= Wilfred Hardy =

British artist and illustrator

Wilfred 'Wilf' Hardy (7 July 1938 – 4 September 2016) was a British artist and illustrator who contributed many painted pages to Treasure, Look and Learn, Eagle and Speed and Power magazines. He also produced work for the Royal International Air Tattoo. He specialised in painting aircraft, producing posters and private commissions.

==Early life==
Hardy was born in Brentford in Middlesex (West London).

==Aviation work==
From 1976 to the 2000s Hardy produced work for the Royal International Air Tattoo airshow, formerly the International Air Tattoo. His first advertisement poster for the airshow featured a hovering Hawker Siddeley Harrier GR.1. His artwork for the next five shows included aircraft such as the Panavia Tornado GR.1, Lockheed Hercules and Hawker Siddeley Nimrod.
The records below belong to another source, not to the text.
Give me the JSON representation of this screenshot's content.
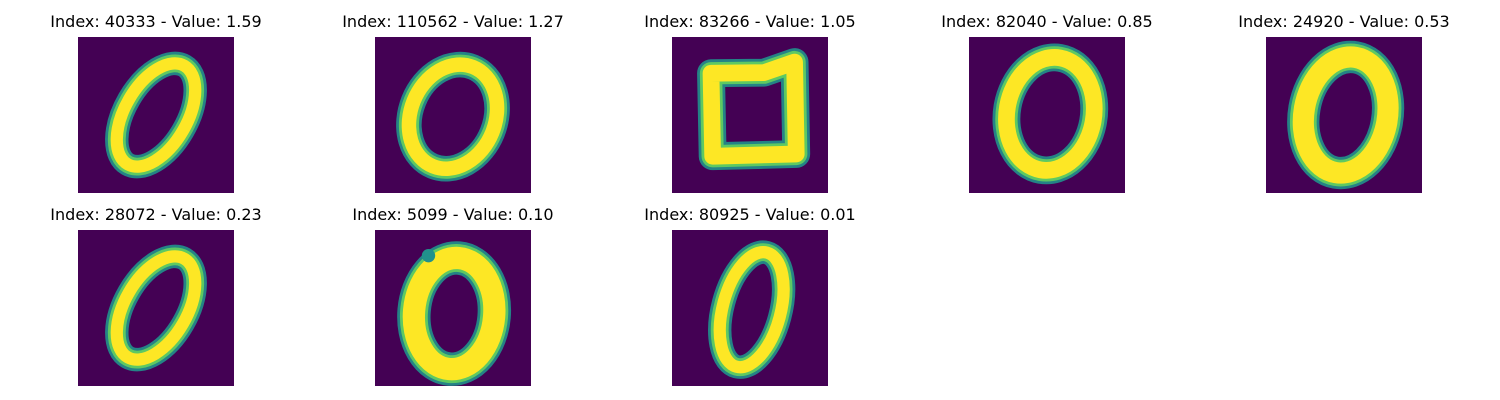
{
  "colors": {
    "background": "#440154",
    "teal": "#21918c",
    "green": "#5ec962",
    "yellow": "#fde725"
  },
  "panels": [
    {
      "title": "Index: 40333 - Value: 1.59",
      "shape": "slanted-ellipse"
    },
    {
      "title": "Index: 110562 - Value: 1.27",
      "shape": "round-ellipse"
    },
    {
      "title": "Index: 83266 - Value: 1.05",
      "shape": "square-loop"
    },
    {
      "title": "Index: 82040 - Value: 0.85",
      "shape": "lumpy-loop"
    },
    {
      "title": "Index: 24920 - Value: 0.53",
      "shape": "thick-oval"
    },
    {
      "title": "Index: 28072 - Value: 0.23",
      "shape": "slanted-ellipse"
    },
    {
      "title": "Index: 5099 - Value: 0.10",
      "shape": "thick-round"
    },
    {
      "title": "Index: 80925 - Value: 0.01",
      "shape": "narrow-ellipse"
    }
  ]
}
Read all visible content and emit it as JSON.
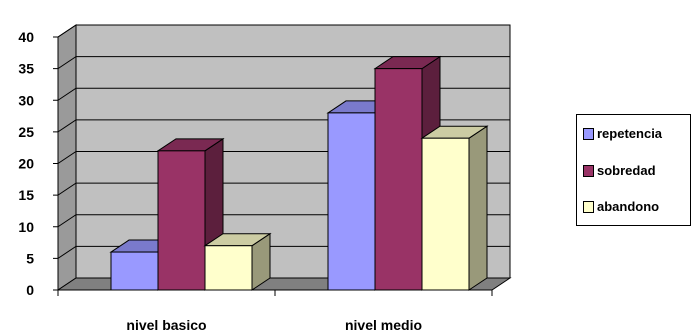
{
  "chart_data": {
    "type": "bar",
    "style": "3d-clustered-column",
    "categories": [
      "nivel basico",
      "nivel medio"
    ],
    "series": [
      {
        "name": "repetencia",
        "values": [
          6,
          28
        ],
        "color": "#9999ff"
      },
      {
        "name": "sobredad",
        "values": [
          22,
          35
        ],
        "color": "#993366"
      },
      {
        "name": "abandono",
        "values": [
          7,
          24
        ],
        "color": "#ffffcc"
      }
    ],
    "ylim": [
      0,
      40
    ],
    "yticks": [
      0,
      5,
      10,
      15,
      20,
      25,
      30,
      35,
      40
    ],
    "grid": true,
    "plot_background": "#c0c0c0",
    "legend": "right"
  }
}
For the 1983 edition, he helped create a design that would become commonplace for many years to come, with the aircraft heading straight towards the viewer. Over time this design was refined further with more aircraft being included and with the image being used principally on progranmmes rather than posters. The design can be seen on the 1994 and 1996 editions.

In 1979 Hardy designed the special paint scheme for a Royal Air Force McDonnell Douglas Phantom FGR.2 (XV424), and its backup (XV486), which was to re-enact the Transatlantic flight of Alcock and Brown for the 60th anniversary of the crossing.

Hardy also provided illustrations for other airshows and the cover of several editions of the Royal Air Force Yearbook.

==Personal life==
Hardy lived in Kent. He married Barbara Woolstencroft in 1960 in Kent. They had three sons (born 1961, 1963 and 1965).